There’s this painting my wife loves, called “Death and Life”, by Klimt. I don’t know what she finds so fascinating about it. I made all the right noises when she showed me her beloved framed print when we were first dating, oohing and ahhing and making up some bullshit about warm and cold color schemes and the specific choice of angles and line. She was an artist, our first few dates involved long walks through museums, starting in Picasso’s blue period and ending in heavy petting and blue balls.

I took an art history course as an elective when I was finishing up my doctorate, I remembered enough of the lingo to charm my fantastically gorgeous future wife and lure her back to my stupidly filthy apartment. We’re talking me as the foul bachelor frog, sitting on a lillypad made of empty take out containers surrounded by pond of enough unwashed clothes to keep a laundromat in business for a cool 6 months.

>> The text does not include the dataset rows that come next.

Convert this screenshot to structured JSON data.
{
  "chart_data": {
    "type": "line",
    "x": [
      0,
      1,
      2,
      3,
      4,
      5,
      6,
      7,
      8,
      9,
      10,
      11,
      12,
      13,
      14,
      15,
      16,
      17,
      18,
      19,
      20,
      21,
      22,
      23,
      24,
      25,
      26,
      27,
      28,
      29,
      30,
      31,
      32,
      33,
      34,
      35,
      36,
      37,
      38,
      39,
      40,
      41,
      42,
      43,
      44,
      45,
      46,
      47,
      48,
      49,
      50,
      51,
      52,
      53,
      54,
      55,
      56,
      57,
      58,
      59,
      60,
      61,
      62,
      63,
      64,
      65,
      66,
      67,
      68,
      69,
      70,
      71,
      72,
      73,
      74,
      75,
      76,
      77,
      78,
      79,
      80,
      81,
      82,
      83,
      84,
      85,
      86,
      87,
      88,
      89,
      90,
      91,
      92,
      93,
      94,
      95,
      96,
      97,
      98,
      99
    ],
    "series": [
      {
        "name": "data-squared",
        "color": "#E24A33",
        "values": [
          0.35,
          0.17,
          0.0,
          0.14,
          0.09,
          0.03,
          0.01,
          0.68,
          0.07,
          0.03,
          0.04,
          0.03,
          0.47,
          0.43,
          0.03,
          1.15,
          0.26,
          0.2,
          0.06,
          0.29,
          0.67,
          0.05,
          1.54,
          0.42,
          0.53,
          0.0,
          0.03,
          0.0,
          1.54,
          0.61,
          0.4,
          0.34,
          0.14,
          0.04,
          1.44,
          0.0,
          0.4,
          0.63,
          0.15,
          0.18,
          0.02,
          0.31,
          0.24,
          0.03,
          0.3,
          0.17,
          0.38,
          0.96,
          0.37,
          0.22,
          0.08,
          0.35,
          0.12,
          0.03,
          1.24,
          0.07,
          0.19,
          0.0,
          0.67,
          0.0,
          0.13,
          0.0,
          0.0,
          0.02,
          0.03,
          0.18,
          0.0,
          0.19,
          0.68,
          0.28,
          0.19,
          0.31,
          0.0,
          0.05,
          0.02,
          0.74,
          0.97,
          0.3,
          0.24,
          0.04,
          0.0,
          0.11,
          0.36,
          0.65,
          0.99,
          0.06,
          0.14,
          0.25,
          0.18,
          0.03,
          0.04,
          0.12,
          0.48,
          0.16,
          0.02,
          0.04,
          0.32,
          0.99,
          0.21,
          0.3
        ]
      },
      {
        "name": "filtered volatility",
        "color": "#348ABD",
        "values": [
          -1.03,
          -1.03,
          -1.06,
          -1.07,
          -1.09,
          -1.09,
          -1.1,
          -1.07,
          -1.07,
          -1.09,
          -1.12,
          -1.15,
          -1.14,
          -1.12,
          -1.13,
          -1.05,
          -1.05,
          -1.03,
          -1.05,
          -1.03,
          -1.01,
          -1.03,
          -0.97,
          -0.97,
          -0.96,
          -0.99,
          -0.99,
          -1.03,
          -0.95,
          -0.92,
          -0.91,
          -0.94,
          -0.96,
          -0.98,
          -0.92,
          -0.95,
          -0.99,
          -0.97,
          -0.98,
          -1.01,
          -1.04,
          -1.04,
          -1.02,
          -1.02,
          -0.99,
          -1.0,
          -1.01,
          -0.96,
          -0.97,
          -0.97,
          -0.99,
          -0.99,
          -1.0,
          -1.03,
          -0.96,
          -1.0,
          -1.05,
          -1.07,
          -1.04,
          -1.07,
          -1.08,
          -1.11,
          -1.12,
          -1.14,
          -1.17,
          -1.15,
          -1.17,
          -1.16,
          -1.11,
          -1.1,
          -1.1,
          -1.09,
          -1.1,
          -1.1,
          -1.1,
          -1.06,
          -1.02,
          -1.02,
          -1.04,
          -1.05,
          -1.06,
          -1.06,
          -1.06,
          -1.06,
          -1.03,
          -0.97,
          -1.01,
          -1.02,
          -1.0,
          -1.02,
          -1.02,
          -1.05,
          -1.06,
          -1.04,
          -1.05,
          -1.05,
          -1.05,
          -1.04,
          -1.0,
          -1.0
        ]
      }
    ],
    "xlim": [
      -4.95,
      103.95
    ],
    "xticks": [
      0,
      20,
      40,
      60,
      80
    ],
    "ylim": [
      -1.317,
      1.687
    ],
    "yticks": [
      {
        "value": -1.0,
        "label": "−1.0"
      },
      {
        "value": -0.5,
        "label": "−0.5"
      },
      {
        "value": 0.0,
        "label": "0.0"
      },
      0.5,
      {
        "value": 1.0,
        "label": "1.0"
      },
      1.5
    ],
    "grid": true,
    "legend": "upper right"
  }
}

I remember scrambling to find 2 of any sort of cup-like container for the bottle of wine we had brought back while she was in the bathroom. I rinsed out a couple of coffee mugs and ran into the bedroom to try to clean up the condom wrappers that had been sitting on my bedside table since 2003. On the bed, neatly laid out against the rest of the chaos, were my wife’s dress, bra and panties. She came out of the bathroom completely nude aside from a pair of high heels, took the wine from me and took a swig straight from the bottle. I fell totally, completely and irrevocably in love.